Effectivamente a Espada que symbolisava o Deus da guerra, entre numerosas tribus scythicas e liguricas tinha o nome de Gaizus, e entre os kimricos Gaisus, de Hesus entre as hordas celticas, e Gaisos entre os ramos goticos. Era essa Espada que se espetava no chão, tornando-o sagrado para ahi se constituir a assembleia ao ár livre e o tribunal do julgamento. A Espada era a representação divina e o emblema da fecundidade, por que lampejava como o raio celeste.

Viriatho espetou a Espada Gaizus na terra, reunindo-se todos os guerreiros em volta; e Idevor proferiu a

Benção da Espada
 
Fita de luz traça no ár o raio,
Quando encastella nuvens a rajada:
     É assim esta Espada!
 
 
Em botes de alto abaixo e de soslaio,
     Ou quando cáe a fundo
     Golpe seu iracundo!
 
*
 
Contra os tyrannos firma a Liberdade,
E fortalece a Confraternidade.
     Quem amal-a não hade?
 
 
A Terra em que nascêmos ella cobre,
Tal como um galho secular frondente
     Abriga a livre Gente.
 
 
Como thesoiro que o valor redobre,
Lampejando no punho de um heróe,
     Sempre sagrada foi.
 
*
 
Espada de Justiça e de Equidade,
De uma Patria o emblema, a magestade,
     Quem amal-a não hade?
 
*
 
Se ella cahir do valoroso pulso
     Por traição ou por morte,
Ao sumir-se no derradeiro corte,
Da independencia guardará o impulso.
 
*
 
Quem descobrir a lamina fulgente
     No revolvido chão,
     Cumprirá – a missão
De tornar livre a soffredora Gente,
Dando-lhe a consciencia de Nação.
 

E feito o sacrificio pelo mais sabio dos Endres, os membros do Conselho armado comeram em commum o que traziam em seus farneis, pães de glande de carvalho rotundifolio, pernas de carneiro assado, e despejavam os picheis de céria ou zytho encostados aos grandes esteios da Anta; e depois de gritos festivos, ouvidas as ordens de Viriatho, debandaram cantando, pelos campos de Ourique, seguindo para as suas terras em um

Coral de Tripudio
 
Terra da Patria!
Querida terra,
Liberta e altiva!
Na paz, na guerra
A alma idolatre-a,
Para ella viva.
 
 
Nosso chão patrio,
Terra querida,
Sempre liberta!
De um mundo és átrio,
Nunca vencida,
Por ti – álerta!
 
 
Terra sagrada
Da Patria amada,
Sê triumphante!
Pequena e forte,
Até á morte
Avante! ávante!
 

XXI

Quando os chefes das Contrebias pisaram terras a que não tinha chegado a devastação da guerra, encontraram ranchadas de mulheres trabalhando nos campos, alegres e risonhas, ouvindo-se de longe as cantigas com que aligeiravam a faina do dia.

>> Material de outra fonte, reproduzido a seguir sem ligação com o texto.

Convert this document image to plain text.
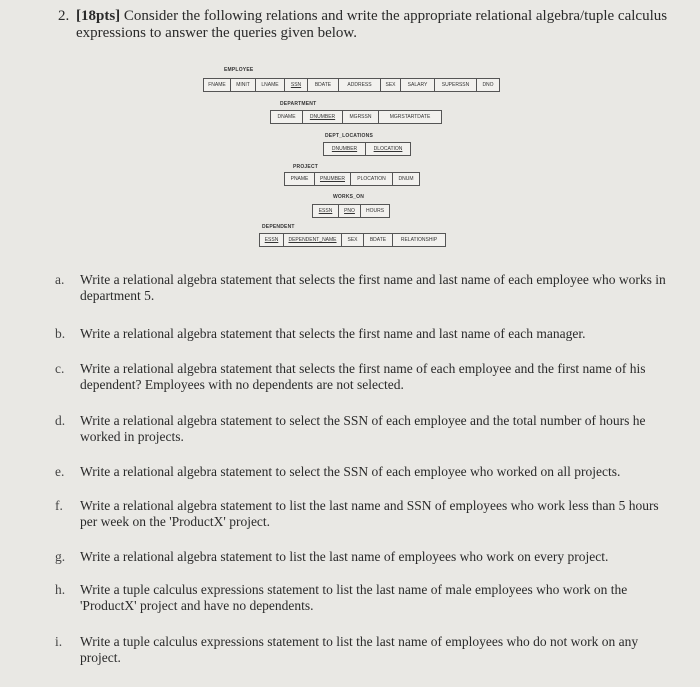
2. [18pts] Consider the following relations and write the appropriate relational algebra/tuple calculus
expressions to answer the queries given below.
EMPLOYEE
FNAME	MINIT	LNAME	SSN	BDATE	ADDRESS	SEX	SALARY	SUPERSSN	DNO
DEPARTMENT
DNAME	DNUMBER	MGRSSN	MGRSTARTDATE
DEPT_LOCATIONS
DNUMBER	DLOCATION
PROJECT
PNAME	PNUMBER	PLOCATION	DNUM
WORKS_ON
ESSN	PNO	HOURS
DEPENDENT
ESSN	DEPENDENT_NAME	SEX	BDATE	RELATIONSHIP
a.	Write a relational algebra statement that selects the first name and last name of each employee who works in department 5.
b.	Write a relational algebra statement that selects the first name and last name of each manager.
c.	Write a relational algebra statement that selects the first name of each employee and the first name of his dependent? Employees with no dependents are not selected.
d.	Write a relational algebra statement to select the SSN of each employee and the total number of hours he worked in projects.
e.	Write a relational algebra statement to select the SSN of each employee who worked on all projects.
f.	Write a relational algebra statement to list the last name and SSN of employees who work less than 5 hours per week on the 'ProductX' project.
g.	Write a relational algebra statement to list the last name of employees who work on every project.
h.	Write a tuple calculus expressions statement to list the last name of male employees who work on the 'ProductX' project and have no dependents.
i.	Write a tuple calculus expressions statement to list the last name of employees who do not work on any project.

Approximaram-se da lavrada, e notaram que vigorosas mocetonas, de olhos castanhos e cabello preto, com arrecadas de ouro nas orelhas, contas de ambar e crystal raiado de preto e azul ao pescoço, descalças de pé e perna, andavam n'aquella encosta fazendo a sementeira do linho. Ellas não se apavoraram com a passagem da cavalgada. Os Cavalleiros que se deixaram ficar atraz, fôram-se approximando do rancho, simulando interesse pela suavidade das cantigas, que lhes faziam saudades dos seus casaes e villares, de que andavam ausentes desde que se empenharam na resistencia contra os romanos. É certo que a alguns d'esses guerrilheiros, requeimados pelo sol e pelas geadas, acudiram as lagrimas aos olhos. Cantavam tres raparigas alternadamente uma Cantilena dos Trabalhos do Linho, que na sua emoção fazia sentir o perfume da terra, por que todos elles combatiam. Entoava uma d'ellas, como deitando o pé da cantiga:

 
Quem anda a semear o linho,
Bem sabe que hade viçar
Para trabalhos passar.
 
 
Tambem quem semêa amores
Aqui, além, á ventura,
Sem se arrecear de dôres
Doce esperança procura;
E nascem-lhe em vez de flôres
Trabalhos para passar.
 
 
Antes o linho semear
Pelos vallados e encosta,
Do que um olhar sem resposta,
Desdens que são de matar;
O amor que se não desgosta
Não póde raíz deitar.
 

E emquanto as outras moças iam fazendo a sementeira, disse uma para a que cantava:

– Caenia! não descubras o teu segredo; deixa cantar Nilliata.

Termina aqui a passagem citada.